Grands projets

Canal Seine-Nord : « Ne comptez pas sur moi pour justifier un projet absurde »

Grands projets

par Baptiste de Fresse de Monval

Les travaux du Canal Seine-Nord, grand projet lancé dans les années 1970, ont commencé cet automne à Compiègne. L’élu local Baptiste de Fresse de Monval, maire de Margny-sur-Matz, s’oppose au projet, qu’il juge absurde et loin d’être écologique.

Le mois de janvier d’un élu local est un sympathique marathon de cérémonies de vœux.

Ces cérémonies se succèdent et se ressemblent. Elles commençent par le discours d’un maire ami, suivi par celui du président de la communauté de commune, du conseiller départemental, du conseiller régional et du député ou sénateur avant de se retrouver autour d’un pot avec les habitants.

Cette année, un sujet est à la mode : le Canal Seine-Nord Europe [un projet de creusement d’un nouveau canal, long de 107 km, qui reliera la rivière Oise, affluent de la Seine, au niveau de Compiègne, à L’Escaut et aux canaux des Hauts-de-France, eux-mêmes reliés à la Belgique, ndlr]. Cette apparition soudaine dans les discours de ce projet, pourtant dans les cartons depuis les années 1970, est due au fait que les travaux ont démarré, cet automne 2023, à Compiègne, tout près de Margny-sur-Matz.

Portrait de Baptiste de Fresse de Monval
Baptiste de Fresse de Monval est avocat et maire de Margny-sur-Matz, une petite commune de l’Oise, et l’un des premiers élus locaux à s’opposer au projet de canal Seine-Nord.
DR

Pour la conseillère régionale, ce projet écologique permettrait de désengorger l’A1 [l’autoroute du Nord, qui relie Paris à Lille, ndlr] dont la file de droite est saturée par les camions. Le député espérait lui que ce projet social tiendrait ses promesses d’emplois pour des milliers de chômeurs.

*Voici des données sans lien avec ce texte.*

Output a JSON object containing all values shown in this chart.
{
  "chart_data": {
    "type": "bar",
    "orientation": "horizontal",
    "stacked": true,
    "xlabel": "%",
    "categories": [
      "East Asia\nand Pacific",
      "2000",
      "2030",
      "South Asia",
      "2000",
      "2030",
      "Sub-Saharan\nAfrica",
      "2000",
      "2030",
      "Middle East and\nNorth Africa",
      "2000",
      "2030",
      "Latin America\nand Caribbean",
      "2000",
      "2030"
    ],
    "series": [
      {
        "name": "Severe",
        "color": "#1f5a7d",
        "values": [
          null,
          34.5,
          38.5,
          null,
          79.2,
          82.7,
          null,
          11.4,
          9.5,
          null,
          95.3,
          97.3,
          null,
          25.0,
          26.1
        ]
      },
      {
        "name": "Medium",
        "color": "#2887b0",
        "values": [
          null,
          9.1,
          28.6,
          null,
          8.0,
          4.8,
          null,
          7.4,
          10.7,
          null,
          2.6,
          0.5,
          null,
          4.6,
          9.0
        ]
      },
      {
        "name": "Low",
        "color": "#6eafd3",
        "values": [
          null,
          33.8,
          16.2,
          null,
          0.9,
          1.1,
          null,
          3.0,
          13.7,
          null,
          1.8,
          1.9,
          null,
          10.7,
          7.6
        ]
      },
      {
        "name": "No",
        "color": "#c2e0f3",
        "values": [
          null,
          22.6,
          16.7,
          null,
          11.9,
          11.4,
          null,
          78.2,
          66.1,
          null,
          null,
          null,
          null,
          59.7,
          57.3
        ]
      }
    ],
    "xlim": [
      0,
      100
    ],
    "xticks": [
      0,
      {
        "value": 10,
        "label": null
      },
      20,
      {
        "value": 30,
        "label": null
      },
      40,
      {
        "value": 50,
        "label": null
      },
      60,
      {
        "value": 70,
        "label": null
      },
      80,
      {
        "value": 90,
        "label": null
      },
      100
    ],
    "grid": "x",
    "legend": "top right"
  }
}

Je peux difficilement le leur reprocher, il y a peu, je le pensais aussi. Mais c’était avant. C’était avant que j’assiste à une réunion du Collectif stop canal composé d’étudiants de l’Université de technologie de Compiègne, d’anciens bateliers et d’une foule de citoyens.

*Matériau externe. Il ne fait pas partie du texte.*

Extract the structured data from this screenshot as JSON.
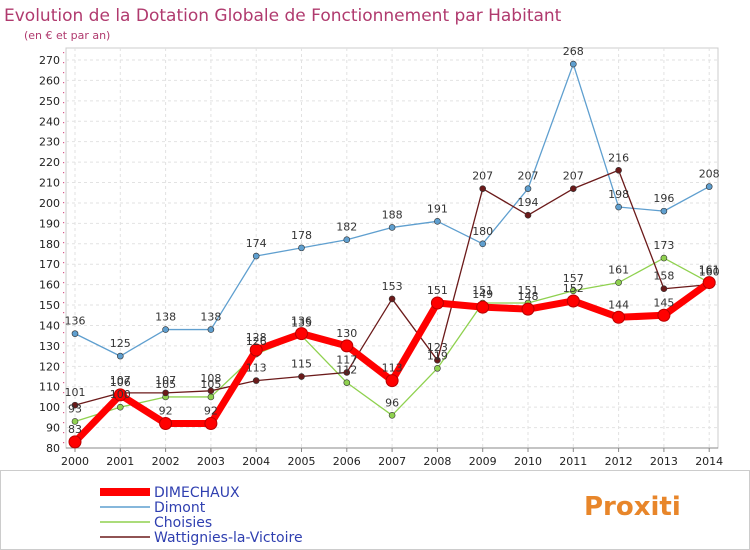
{
  "chart_data": {
    "type": "line",
    "title": "Evolution de la Dotation Globale de Fonctionnement par Habitant",
    "subtitle": "(en € et par an)",
    "x": [
      "2000",
      "2001",
      "2002",
      "2003",
      "2004",
      "2005",
      "2006",
      "2007",
      "2008",
      "2009",
      "2010",
      "2011",
      "2012",
      "2013",
      "2014"
    ],
    "ylim": [
      80,
      270
    ],
    "yticks": [
      80,
      90,
      100,
      110,
      120,
      130,
      140,
      150,
      160,
      170,
      180,
      190,
      200,
      210,
      220,
      230,
      240,
      250,
      260,
      270
    ],
    "grid": true,
    "legend_position": "bottom-left",
    "series": [
      {
        "name": "DIMECHAUX",
        "color": "#ff0000",
        "values": [
          83,
          106,
          92,
          92,
          128,
          136,
          130,
          113,
          151,
          149,
          148,
          152,
          144,
          145,
          161
        ]
      },
      {
        "name": "Dimont",
        "color": "#5f9fcf",
        "values": [
          136,
          125,
          138,
          138,
          174,
          178,
          182,
          188,
          191,
          180,
          207,
          268,
          198,
          196,
          208
        ]
      },
      {
        "name": "Choisies",
        "color": "#8fd14f",
        "values": [
          93,
          100,
          105,
          105,
          126,
          135,
          112,
          96,
          119,
          151,
          151,
          157,
          161,
          173,
          161
        ]
      },
      {
        "name": "Wattignies-la-Victoire",
        "color": "#6b1a1a",
        "values": [
          101,
          107,
          107,
          108,
          113,
          115,
          117,
          153,
          123,
          207,
          194,
          207,
          216,
          158,
          160
        ]
      }
    ]
  },
  "brand": {
    "logo_text": "Proxiti"
  }
}
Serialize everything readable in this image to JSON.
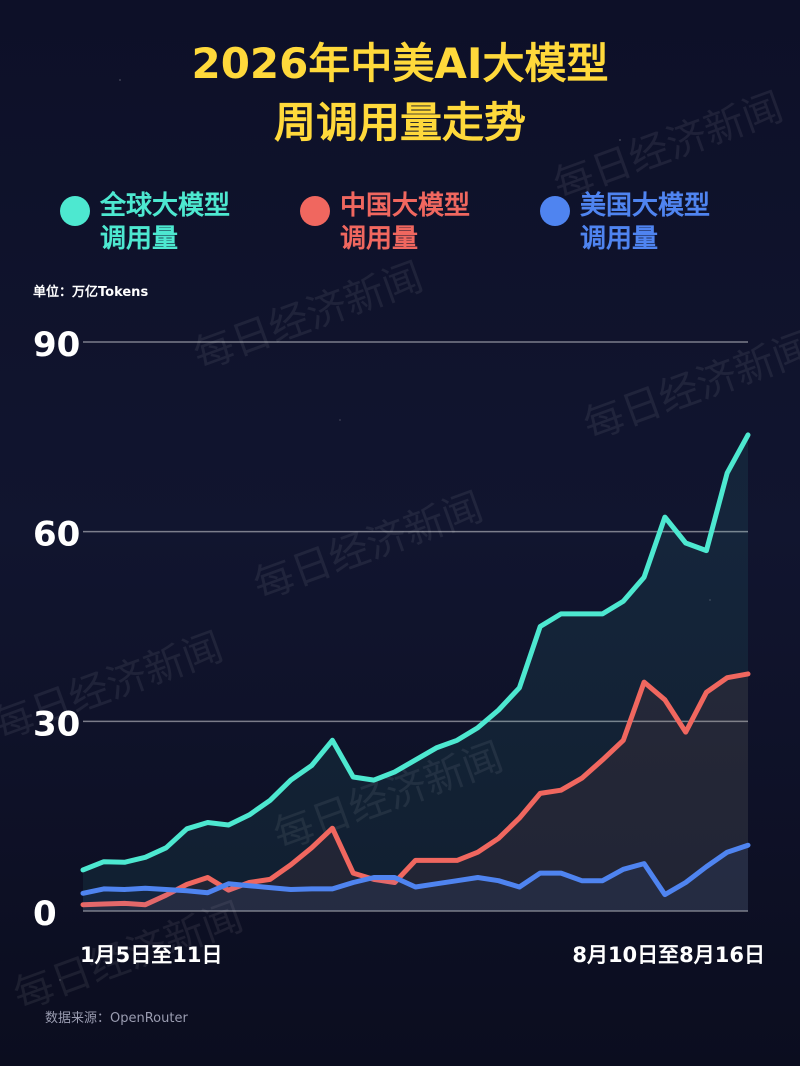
{
  "chart_data": {
    "type": "line",
    "title_lines": [
      "2026年中美AI大模型",
      "周调用量走势"
    ],
    "unit": "单位：万亿Tokens",
    "source": "数据来源：OpenRouter",
    "watermark": "每日经济新闻",
    "categories": [
      "1月5日至11日",
      null,
      null,
      null,
      null,
      null,
      null,
      null,
      null,
      null,
      null,
      null,
      null,
      null,
      null,
      null,
      null,
      null,
      null,
      null,
      null,
      null,
      null,
      null,
      null,
      null,
      null,
      null,
      null,
      null,
      null,
      null,
      "8月10日至8月16日"
    ],
    "series": [
      {
        "name": "全球大模型调用量",
        "color": "#4de8d0",
        "values": [
          6.5,
          7.8,
          7.7,
          8.5,
          10,
          13,
          14,
          13.6,
          15.2,
          17.5,
          20.7,
          23,
          27,
          21.2,
          20.7,
          22,
          23.9,
          25.8,
          27,
          29,
          31.8,
          35.3,
          45,
          47,
          47,
          47,
          49,
          52.8,
          62.3,
          58.2,
          57,
          69.3,
          75.3
        ]
      },
      {
        "name": "中国大模型调用量",
        "color": "#f0675f",
        "values": [
          1,
          1.1,
          1.2,
          1,
          2.5,
          4.2,
          5.3,
          3.3,
          4.5,
          5,
          7.3,
          10,
          13.1,
          6,
          5,
          4.5,
          8,
          8,
          8,
          9.3,
          11.5,
          14.7,
          18.6,
          19.1,
          21,
          23.9,
          27,
          36.2,
          33.4,
          28.3,
          34.6,
          36.9,
          37.5
        ]
      },
      {
        "name": "美国大模型调用量",
        "color": "#4f84f0",
        "values": [
          2.8,
          3.5,
          3.4,
          3.6,
          3.4,
          3.2,
          2.9,
          4.3,
          4,
          3.7,
          3.4,
          3.5,
          3.5,
          4.5,
          5.3,
          5.3,
          3.8,
          4.3,
          4.8,
          5.3,
          4.8,
          3.8,
          6,
          6,
          4.8,
          4.8,
          6.6,
          7.5,
          2.6,
          4.5,
          7,
          9.3,
          10.4
        ]
      }
    ],
    "ylim": [
      0,
      90
    ],
    "yticks": [
      0,
      30,
      60,
      90
    ],
    "grid": true
  }
}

Quelques lectures ont ensuite suffi à transformer les discours de vœux en vœux pieux.

Sur l’écologie, ce n’est pas le transport routier de l’A1 qui sera concurrencé par le canal mais le transport ferroviaire pourtant moins polluant que le transport fluvial. Le canal réduirait d’à peine 3 % le nombre de camions sur l’A1.

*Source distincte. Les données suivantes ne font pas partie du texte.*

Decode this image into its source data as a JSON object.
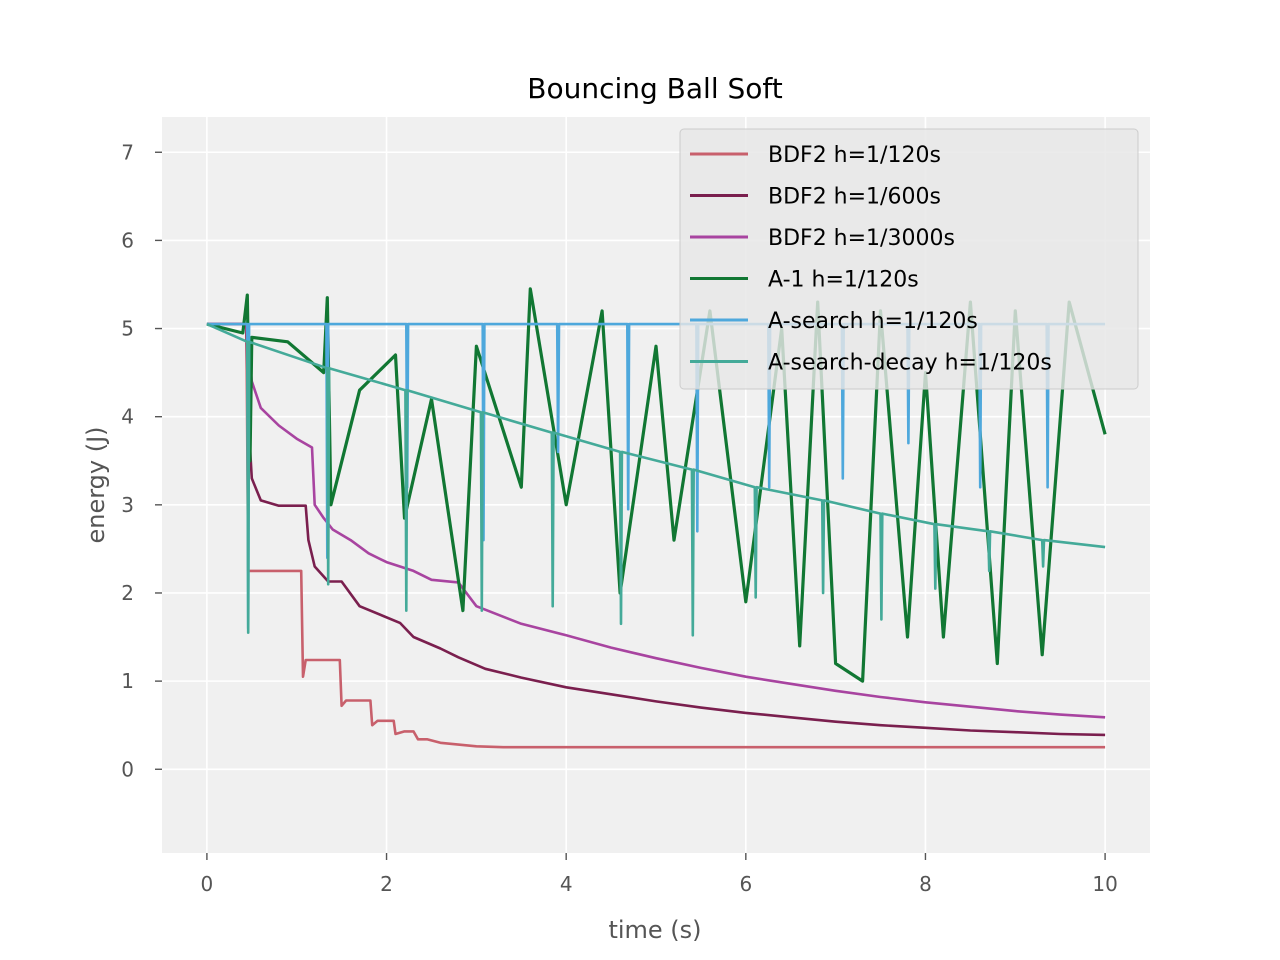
{
  "chart_data": {
    "type": "line",
    "title": "Bouncing Ball Soft",
    "xlabel": "time (s)",
    "ylabel": "energy (J)",
    "xlim": [
      -0.5,
      10.5
    ],
    "ylim": [
      -0.95,
      7.4
    ],
    "xticks": [
      0,
      2,
      4,
      6,
      8,
      10
    ],
    "yticks": [
      0,
      1,
      2,
      3,
      4,
      5,
      6,
      7
    ],
    "xtick_labels": [
      "0",
      "2",
      "4",
      "6",
      "8",
      "10"
    ],
    "ytick_labels": [
      "0",
      "1",
      "2",
      "3",
      "4",
      "5",
      "6",
      "7"
    ],
    "grid": true,
    "legend_position": "top-right",
    "series": [
      {
        "name": "BDF2 h=1/120s",
        "color": "#c8606c",
        "x": [
          0,
          0.44,
          0.46,
          0.5,
          0.55,
          1.05,
          1.07,
          1.1,
          1.48,
          1.5,
          1.55,
          1.82,
          1.84,
          1.9,
          2.08,
          2.1,
          2.2,
          2.3,
          2.35,
          2.45,
          2.6,
          2.8,
          3.0,
          3.3,
          4,
          6,
          8,
          10
        ],
        "y": [
          5.05,
          5.05,
          2.25,
          2.25,
          2.25,
          2.25,
          1.05,
          1.24,
          1.24,
          0.72,
          0.78,
          0.78,
          0.5,
          0.55,
          0.55,
          0.4,
          0.43,
          0.43,
          0.34,
          0.34,
          0.3,
          0.28,
          0.26,
          0.25,
          0.25,
          0.25,
          0.25,
          0.25
        ]
      },
      {
        "name": "BDF2 h=1/600s",
        "color": "#7a1f4e",
        "x": [
          0,
          0.44,
          0.46,
          0.5,
          0.6,
          0.8,
          1.1,
          1.13,
          1.2,
          1.35,
          1.5,
          1.7,
          2.15,
          2.3,
          2.6,
          2.8,
          3.1,
          3.5,
          4.0,
          4.5,
          5.0,
          5.5,
          6.0,
          6.5,
          7.0,
          7.5,
          8.0,
          8.5,
          9.0,
          9.5,
          10
        ],
        "y": [
          5.05,
          5.05,
          4.0,
          3.3,
          3.05,
          2.99,
          2.99,
          2.6,
          2.3,
          2.13,
          2.13,
          1.85,
          1.66,
          1.5,
          1.37,
          1.27,
          1.14,
          1.04,
          0.93,
          0.85,
          0.77,
          0.7,
          0.64,
          0.59,
          0.54,
          0.5,
          0.47,
          0.44,
          0.42,
          0.4,
          0.39
        ]
      },
      {
        "name": "BDF2 h=1/3000s",
        "color": "#a844a0",
        "x": [
          0,
          0.44,
          0.46,
          0.5,
          0.6,
          0.8,
          1.0,
          1.17,
          1.2,
          1.3,
          1.4,
          1.6,
          1.8,
          2.0,
          2.3,
          2.5,
          2.8,
          3.0,
          3.5,
          4.0,
          4.5,
          5.0,
          5.5,
          6.0,
          6.5,
          7.0,
          7.5,
          8.0,
          8.5,
          9.0,
          9.5,
          10
        ],
        "y": [
          5.05,
          5.05,
          4.8,
          4.4,
          4.1,
          3.9,
          3.75,
          3.65,
          3.0,
          2.85,
          2.72,
          2.6,
          2.45,
          2.35,
          2.25,
          2.15,
          2.12,
          1.85,
          1.65,
          1.52,
          1.38,
          1.26,
          1.15,
          1.05,
          0.97,
          0.89,
          0.82,
          0.76,
          0.71,
          0.66,
          0.62,
          0.59
        ]
      },
      {
        "name": "A-1 h=1/120s",
        "color": "#117733",
        "x": [
          0,
          0.4,
          0.45,
          0.48,
          0.5,
          0.9,
          1.3,
          1.34,
          1.38,
          1.7,
          2.1,
          2.2,
          2.5,
          2.85,
          3.0,
          3.5,
          3.6,
          4.0,
          4.4,
          4.6,
          5.0,
          5.2,
          5.6,
          6.0,
          6.4,
          6.6,
          6.8,
          7.0,
          7.3,
          7.5,
          7.8,
          8.0,
          8.2,
          8.5,
          8.8,
          9.0,
          9.3,
          9.6,
          10
        ],
        "y": [
          5.05,
          4.95,
          5.38,
          3.5,
          4.9,
          4.85,
          4.5,
          5.35,
          3.0,
          4.3,
          4.7,
          2.85,
          4.2,
          1.8,
          4.8,
          3.2,
          5.45,
          3.0,
          5.2,
          2.0,
          4.8,
          2.6,
          5.2,
          1.9,
          5.0,
          1.4,
          5.3,
          1.2,
          1.0,
          5.2,
          1.5,
          4.5,
          1.5,
          5.3,
          1.2,
          5.2,
          1.3,
          5.3,
          3.8
        ]
      },
      {
        "name": "A-search h=1/120s",
        "color": "#4ea8dc",
        "x": [
          0,
          0.45,
          0.46,
          0.47,
          0.55,
          1.33,
          1.34,
          1.35,
          2.22,
          2.23,
          2.24,
          3.07,
          3.08,
          3.09,
          3.9,
          3.91,
          3.92,
          4.68,
          4.69,
          4.7,
          5.45,
          5.46,
          5.47,
          6.25,
          6.26,
          6.27,
          7.07,
          7.08,
          7.09,
          7.8,
          7.81,
          7.82,
          8.6,
          8.61,
          8.62,
          9.35,
          9.36,
          9.37,
          10
        ],
        "y": [
          5.05,
          5.05,
          1.6,
          5.05,
          5.05,
          5.05,
          2.4,
          5.05,
          5.05,
          3.2,
          5.05,
          5.05,
          2.6,
          5.05,
          5.05,
          3.6,
          5.05,
          5.05,
          2.95,
          5.05,
          5.05,
          2.7,
          5.05,
          5.05,
          3.2,
          5.05,
          5.05,
          3.3,
          5.05,
          5.05,
          3.7,
          5.05,
          5.05,
          3.2,
          5.05,
          5.05,
          3.2,
          5.05,
          5.05
        ]
      },
      {
        "name": "A-search-decay h=1/120s",
        "color": "#44aa99",
        "x": [
          0,
          0.45,
          0.46,
          0.47,
          1.34,
          1.35,
          1.36,
          2.21,
          2.22,
          2.23,
          3.05,
          3.06,
          3.07,
          3.84,
          3.85,
          3.86,
          4.6,
          4.61,
          4.62,
          5.4,
          5.41,
          5.42,
          6.1,
          6.11,
          6.12,
          6.85,
          6.86,
          6.87,
          7.5,
          7.51,
          7.52,
          8.1,
          8.11,
          8.12,
          8.7,
          8.71,
          8.72,
          9.3,
          9.31,
          9.32,
          10
        ],
        "y": [
          5.05,
          4.85,
          1.55,
          4.85,
          4.55,
          2.1,
          4.55,
          4.3,
          1.8,
          4.3,
          4.05,
          1.8,
          4.05,
          3.82,
          1.85,
          3.82,
          3.6,
          1.65,
          3.6,
          3.4,
          1.52,
          3.4,
          3.2,
          1.95,
          3.2,
          3.05,
          2.0,
          3.05,
          2.9,
          1.7,
          2.9,
          2.78,
          2.05,
          2.78,
          2.7,
          2.25,
          2.7,
          2.6,
          2.3,
          2.6,
          2.52
        ]
      }
    ]
  }
}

Pour assurer le niveau d’eau dans le canal, il est prévu de construire une bassine de 14 millions de m3. Ne comptez pas sur moi pour la justifier alors que j’affichais tout l’été, sur les fenêtres de la mairie, les interdictions préfectorales d’arrosage des potagers et d’irrigation à destination des agriculteurs.

Le front de l’emploi n’est guère plus encourageant. D’une part, l’incertitude sur le fait que ce projet tiendra lui ses promesses en termes d’emplois alors que les projets comparables ne l’ont pas fait. D’autre part des certitudes : le nombre d’emplois aidés dans nos mairies qui auraient pu être financés avec les 5 à 8 milliards d’euros publics prévus pour le Canal ; les artisans bateliers de Longueil-Annel qui vont disparaitre au profit des grands transporteurs de la mondialisation.

La cerise sur le gâteau est le dimensionnement. Le projet est prévu pour accueillir des bateaux de 3 étages de conteneurs alors qu’ils ne passeront ni amont ni en aval du fait des ponts et canaux existants.

Rien ne sert d’avoir raison tout seul.

En guise de vœux, je nous souhaite de convaincre de l’absurdité de ce projet pour qu’aux cérémonies des prochaines années, les discours aient changé.

En 2024, en tant qu’avocat dans la bataille juridique qui s’annonce et en tant qu’élu local, je ferai ma part.